Directed By: John McNaughton
Starring: Derek Cecil, Leela Savasta, Steve Bacic
The Main Review: Haeckel's Tale was an 2006 episode of the Showtime series, Masters of Horror. Based on a short story by Clive Baker, Haeckel's Tale seems like your average re-animation horror flick when you start watching. It centers around Ernst Haeckel, a medical student, who believes he can re-animate the dead. He goes to visit his sick father and stays for the night with a old farmer and his beautiful, young wife. You soon learn that this is not just a fun re-animation movie. At all.
Gosh, do I wish it was.
The movie actually begins with a widower, Ralston, coming to ask Miz Carnation, a necromancer, to bring his dead wife back to life. She agrees to do it if he listens to the harrowing tale of Haeckel and decides, at it's conclusion, that he loves his wife that much. Haeckel is introduced as the wealthy, educated medical student who wants to bring dead people back to life, because that's always a good idea. After being humiliated by not being able to bring someone back to life, Haeckel is directed to the necromancer Montesquino.

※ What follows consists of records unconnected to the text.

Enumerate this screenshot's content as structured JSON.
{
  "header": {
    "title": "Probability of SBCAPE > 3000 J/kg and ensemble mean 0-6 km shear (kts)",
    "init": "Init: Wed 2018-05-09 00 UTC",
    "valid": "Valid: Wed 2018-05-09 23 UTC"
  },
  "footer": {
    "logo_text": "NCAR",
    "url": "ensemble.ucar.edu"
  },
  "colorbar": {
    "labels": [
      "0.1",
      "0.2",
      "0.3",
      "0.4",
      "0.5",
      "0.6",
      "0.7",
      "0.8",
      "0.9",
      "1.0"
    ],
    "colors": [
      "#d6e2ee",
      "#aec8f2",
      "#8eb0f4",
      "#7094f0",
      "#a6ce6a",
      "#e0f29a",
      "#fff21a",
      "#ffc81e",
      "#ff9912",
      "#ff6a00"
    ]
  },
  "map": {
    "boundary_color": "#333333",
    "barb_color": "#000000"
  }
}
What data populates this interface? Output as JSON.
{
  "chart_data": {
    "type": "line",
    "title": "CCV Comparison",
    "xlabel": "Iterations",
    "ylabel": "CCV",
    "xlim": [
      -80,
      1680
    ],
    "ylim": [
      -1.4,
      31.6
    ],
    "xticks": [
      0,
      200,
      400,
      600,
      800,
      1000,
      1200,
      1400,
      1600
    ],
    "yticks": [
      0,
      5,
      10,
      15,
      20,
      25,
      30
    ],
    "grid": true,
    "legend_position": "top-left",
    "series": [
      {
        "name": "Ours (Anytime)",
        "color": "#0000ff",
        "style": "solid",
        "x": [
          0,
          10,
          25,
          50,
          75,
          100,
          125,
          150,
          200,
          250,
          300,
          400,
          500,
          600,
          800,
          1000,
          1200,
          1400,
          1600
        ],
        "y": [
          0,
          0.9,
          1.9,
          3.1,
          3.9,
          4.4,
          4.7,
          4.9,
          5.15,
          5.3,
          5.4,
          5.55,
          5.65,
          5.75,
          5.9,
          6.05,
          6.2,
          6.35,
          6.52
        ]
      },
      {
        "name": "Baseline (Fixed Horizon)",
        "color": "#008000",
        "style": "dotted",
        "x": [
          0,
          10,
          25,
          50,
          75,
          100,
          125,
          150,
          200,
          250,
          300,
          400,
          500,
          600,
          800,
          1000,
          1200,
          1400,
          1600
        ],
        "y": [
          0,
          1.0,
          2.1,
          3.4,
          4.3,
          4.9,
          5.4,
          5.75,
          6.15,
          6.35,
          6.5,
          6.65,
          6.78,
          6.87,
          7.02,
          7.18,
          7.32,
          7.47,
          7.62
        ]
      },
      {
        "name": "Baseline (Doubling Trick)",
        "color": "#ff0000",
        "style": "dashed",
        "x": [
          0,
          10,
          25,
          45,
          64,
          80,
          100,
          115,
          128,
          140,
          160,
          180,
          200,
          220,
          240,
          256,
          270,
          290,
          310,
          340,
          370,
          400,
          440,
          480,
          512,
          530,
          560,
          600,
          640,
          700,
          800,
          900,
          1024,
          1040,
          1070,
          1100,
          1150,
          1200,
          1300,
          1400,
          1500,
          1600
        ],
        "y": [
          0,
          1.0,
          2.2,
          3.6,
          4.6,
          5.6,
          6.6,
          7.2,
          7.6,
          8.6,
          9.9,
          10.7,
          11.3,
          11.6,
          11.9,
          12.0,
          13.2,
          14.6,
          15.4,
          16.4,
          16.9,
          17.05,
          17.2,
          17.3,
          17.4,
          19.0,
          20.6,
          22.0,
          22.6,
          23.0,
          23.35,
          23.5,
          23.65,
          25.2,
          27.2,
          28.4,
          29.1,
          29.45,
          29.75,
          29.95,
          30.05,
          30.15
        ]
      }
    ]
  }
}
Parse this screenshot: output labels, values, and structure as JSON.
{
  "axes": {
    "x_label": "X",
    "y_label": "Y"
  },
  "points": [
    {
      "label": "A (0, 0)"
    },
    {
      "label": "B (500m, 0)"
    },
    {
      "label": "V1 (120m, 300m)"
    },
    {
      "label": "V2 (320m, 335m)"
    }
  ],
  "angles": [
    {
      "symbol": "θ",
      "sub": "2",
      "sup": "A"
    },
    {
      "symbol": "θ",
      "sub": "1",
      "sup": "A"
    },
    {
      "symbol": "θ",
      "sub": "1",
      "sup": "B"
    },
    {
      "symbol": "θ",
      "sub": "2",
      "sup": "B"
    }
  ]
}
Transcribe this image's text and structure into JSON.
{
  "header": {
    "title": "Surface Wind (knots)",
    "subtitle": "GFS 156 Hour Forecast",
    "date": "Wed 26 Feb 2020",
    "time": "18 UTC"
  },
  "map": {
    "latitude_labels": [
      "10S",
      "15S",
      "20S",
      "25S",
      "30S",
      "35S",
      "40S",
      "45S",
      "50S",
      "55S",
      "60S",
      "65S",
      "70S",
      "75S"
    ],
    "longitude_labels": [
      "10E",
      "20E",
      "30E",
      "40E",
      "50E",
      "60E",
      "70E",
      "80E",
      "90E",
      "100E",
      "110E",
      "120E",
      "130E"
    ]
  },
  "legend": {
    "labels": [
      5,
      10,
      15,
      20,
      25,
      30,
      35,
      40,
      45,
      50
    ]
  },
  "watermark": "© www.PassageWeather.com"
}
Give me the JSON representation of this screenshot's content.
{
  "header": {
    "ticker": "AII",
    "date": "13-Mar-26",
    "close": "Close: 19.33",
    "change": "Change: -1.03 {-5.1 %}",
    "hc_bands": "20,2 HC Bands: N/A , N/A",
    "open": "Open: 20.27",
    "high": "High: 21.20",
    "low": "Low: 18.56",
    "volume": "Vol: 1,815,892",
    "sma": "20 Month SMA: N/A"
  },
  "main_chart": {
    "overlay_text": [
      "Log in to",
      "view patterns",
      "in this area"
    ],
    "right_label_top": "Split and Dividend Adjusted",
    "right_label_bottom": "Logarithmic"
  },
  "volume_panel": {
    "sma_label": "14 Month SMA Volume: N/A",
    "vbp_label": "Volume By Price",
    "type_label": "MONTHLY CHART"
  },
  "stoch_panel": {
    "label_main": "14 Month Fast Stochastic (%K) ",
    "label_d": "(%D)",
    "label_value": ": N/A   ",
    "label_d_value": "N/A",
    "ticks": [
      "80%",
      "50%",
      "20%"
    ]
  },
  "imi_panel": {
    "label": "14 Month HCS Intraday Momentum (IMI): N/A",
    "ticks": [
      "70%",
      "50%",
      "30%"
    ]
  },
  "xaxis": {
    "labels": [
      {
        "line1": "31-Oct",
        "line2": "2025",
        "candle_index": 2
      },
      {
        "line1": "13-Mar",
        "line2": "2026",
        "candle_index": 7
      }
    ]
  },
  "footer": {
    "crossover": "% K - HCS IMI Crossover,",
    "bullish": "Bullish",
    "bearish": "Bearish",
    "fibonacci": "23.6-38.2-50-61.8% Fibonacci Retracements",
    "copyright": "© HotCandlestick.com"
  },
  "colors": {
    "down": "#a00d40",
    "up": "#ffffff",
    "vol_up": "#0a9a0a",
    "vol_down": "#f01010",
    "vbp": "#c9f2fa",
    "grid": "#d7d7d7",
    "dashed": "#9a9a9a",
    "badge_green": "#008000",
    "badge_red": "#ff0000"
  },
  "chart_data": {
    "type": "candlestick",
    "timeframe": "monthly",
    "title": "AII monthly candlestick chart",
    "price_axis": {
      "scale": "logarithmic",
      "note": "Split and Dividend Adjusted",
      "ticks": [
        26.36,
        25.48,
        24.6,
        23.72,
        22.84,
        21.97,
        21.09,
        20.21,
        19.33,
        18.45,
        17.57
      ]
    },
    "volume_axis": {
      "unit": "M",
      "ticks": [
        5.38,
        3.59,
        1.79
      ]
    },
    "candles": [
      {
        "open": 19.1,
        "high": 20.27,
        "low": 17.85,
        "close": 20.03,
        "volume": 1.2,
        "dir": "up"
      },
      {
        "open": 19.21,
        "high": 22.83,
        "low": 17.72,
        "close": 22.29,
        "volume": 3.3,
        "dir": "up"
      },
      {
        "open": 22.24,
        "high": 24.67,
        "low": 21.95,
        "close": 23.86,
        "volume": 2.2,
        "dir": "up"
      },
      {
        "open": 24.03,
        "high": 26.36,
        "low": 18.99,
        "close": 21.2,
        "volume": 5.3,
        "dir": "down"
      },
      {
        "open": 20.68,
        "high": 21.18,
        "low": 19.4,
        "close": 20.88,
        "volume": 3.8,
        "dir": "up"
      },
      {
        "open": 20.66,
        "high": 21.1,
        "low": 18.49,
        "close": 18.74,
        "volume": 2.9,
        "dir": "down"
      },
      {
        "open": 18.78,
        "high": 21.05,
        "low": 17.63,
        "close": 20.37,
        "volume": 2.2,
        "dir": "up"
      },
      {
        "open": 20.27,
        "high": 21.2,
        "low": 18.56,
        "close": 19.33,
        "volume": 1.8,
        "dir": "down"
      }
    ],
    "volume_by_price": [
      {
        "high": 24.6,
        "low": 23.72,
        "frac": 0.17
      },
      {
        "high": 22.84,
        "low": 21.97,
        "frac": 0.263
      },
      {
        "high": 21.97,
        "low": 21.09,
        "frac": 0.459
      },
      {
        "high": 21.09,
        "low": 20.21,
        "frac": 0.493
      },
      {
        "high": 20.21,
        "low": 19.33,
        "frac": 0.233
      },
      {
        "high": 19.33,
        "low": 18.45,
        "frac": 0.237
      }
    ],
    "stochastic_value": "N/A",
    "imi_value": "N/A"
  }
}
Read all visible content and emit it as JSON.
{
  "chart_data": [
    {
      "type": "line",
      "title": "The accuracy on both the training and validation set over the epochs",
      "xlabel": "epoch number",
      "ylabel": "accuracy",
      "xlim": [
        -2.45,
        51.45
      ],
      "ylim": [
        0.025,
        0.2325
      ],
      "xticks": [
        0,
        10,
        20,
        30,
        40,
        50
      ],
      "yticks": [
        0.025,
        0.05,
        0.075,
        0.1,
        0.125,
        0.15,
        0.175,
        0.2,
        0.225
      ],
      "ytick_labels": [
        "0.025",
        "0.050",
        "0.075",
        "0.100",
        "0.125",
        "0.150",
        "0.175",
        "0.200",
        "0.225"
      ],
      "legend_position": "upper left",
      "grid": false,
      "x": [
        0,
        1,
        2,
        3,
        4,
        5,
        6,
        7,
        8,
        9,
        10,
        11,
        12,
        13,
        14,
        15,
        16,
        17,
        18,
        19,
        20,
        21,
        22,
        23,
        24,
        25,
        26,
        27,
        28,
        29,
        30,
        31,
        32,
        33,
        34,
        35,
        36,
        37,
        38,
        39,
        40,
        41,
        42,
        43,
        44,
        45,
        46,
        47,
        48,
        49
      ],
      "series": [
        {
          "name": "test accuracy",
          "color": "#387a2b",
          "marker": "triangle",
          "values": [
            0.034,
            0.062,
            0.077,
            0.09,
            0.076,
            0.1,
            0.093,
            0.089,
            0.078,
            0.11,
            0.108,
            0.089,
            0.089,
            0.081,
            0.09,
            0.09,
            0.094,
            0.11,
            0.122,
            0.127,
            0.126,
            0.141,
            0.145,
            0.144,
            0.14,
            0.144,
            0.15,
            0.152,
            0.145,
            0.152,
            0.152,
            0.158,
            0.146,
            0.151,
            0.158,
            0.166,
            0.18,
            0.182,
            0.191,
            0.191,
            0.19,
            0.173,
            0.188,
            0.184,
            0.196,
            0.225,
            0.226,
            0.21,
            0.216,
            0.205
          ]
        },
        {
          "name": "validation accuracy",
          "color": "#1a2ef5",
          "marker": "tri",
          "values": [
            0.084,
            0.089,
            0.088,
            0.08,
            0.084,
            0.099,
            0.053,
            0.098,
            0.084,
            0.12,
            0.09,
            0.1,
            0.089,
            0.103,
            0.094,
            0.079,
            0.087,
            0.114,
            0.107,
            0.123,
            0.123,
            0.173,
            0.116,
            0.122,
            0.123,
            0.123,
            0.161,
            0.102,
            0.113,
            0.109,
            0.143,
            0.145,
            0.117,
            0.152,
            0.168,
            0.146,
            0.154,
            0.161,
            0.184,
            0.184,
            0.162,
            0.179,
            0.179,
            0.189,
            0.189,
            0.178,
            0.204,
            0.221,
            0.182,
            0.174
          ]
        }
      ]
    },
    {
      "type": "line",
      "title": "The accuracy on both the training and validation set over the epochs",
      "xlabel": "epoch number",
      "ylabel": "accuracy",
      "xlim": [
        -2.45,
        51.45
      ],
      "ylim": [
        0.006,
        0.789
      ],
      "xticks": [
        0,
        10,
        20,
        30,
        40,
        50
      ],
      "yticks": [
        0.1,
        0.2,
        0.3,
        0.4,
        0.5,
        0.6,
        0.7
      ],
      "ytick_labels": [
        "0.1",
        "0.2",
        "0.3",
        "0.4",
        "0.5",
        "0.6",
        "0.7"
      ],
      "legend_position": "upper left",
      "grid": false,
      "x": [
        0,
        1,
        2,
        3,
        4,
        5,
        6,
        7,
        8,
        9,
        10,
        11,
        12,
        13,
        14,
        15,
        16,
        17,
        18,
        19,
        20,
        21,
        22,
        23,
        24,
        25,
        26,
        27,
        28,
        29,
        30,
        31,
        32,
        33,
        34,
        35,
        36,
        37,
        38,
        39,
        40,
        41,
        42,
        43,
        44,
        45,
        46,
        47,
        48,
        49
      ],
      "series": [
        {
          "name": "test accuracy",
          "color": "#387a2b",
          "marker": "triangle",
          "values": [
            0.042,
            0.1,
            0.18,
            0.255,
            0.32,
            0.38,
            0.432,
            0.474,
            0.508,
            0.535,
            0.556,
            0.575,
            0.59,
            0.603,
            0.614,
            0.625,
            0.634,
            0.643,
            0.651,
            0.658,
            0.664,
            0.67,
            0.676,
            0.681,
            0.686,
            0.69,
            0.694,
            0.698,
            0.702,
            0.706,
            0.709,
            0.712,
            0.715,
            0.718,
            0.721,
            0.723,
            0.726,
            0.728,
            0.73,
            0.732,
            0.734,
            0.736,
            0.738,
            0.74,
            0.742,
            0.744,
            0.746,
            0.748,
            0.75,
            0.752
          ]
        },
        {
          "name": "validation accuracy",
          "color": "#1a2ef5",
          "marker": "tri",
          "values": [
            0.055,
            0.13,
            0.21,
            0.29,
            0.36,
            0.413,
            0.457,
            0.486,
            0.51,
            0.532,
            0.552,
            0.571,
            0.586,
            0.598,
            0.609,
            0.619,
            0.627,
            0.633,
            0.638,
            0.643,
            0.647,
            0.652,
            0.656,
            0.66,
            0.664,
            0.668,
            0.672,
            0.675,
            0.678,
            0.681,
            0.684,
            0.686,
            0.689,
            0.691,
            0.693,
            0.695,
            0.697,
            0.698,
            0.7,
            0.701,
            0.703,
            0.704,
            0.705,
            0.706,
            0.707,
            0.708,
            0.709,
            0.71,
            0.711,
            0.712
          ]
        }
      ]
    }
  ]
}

Haeckel thinks Montesquino is a swindler, believing that only science can bring a person back to life and not magic.
Okay, switching story gears, Haeckel receives a letter saying his sickly father has taken a turn for the worse and would like to see him. He then abandons just being a re-animation film and steps into... Something else entirely. While on his journey, he is invited into the home of Walter and Elise Wolfram. The two of them, and their baby, are simple farmers but Elise seems to be preoccupied with something else. Haeckel spends a couple of scenes making eyes at Elise, then goes to bed.
Here's Where It Gets Spoilerific: God, I don't even know how to say this without being completely tasteless...
So, Montesquino shows up and Elise runs off into the graveyard. Walter starts crying and tells Haeckel, whose gotten out of bed by now, that Elise remarried him after her first husband's death. It's mentioned several times that no normal man can satisfy her. You hear Elise making some, uh... noise in the graveyard and Haeckel thinks "Hey, let's go see what's going on. That's a good idea. Totally." So, he goes to the graveyard with Walter in tow and sees Elise and her dead husband enjoying some Coldplay. And, then, it gets worse because you notice all the other dead men in the neighborhood seem to be waiting for their turn.
Walter gets killed as does Montesquino, who was hanging around the graveyard. Haeckel gets knocked out and, in the morning, goes back to the Wolfram's house. Elise is nursing her baby and it... It's a corpse baby. It a dead, disgusting corpse baby. And, it totally kills Haeckel. And then Elise has sex with dead Haeckel.
Needless to say, Ralston isn't exactly excited at the end of the story to bring his wife back. He actually says "That is the most horrible tale ever told," (which is a sentiment rather similar to how I feel about this movie). We find out that - Gasp! - Miz Carnation is Elise and she's totally keeping her dead lovers with her in the house, along with her awful, dead baby.
Scenes to Watch Out For: When Elise shows Haeckel her child. God, I'm still having a hard time getting over that.
Anything Else: Of course I kid when I say this was the most horrible tale ever told. Kissing Jessica Stein was way worse. (Ah, I joke, I joke.) Seriously, though.... Still a better love story than Twilight?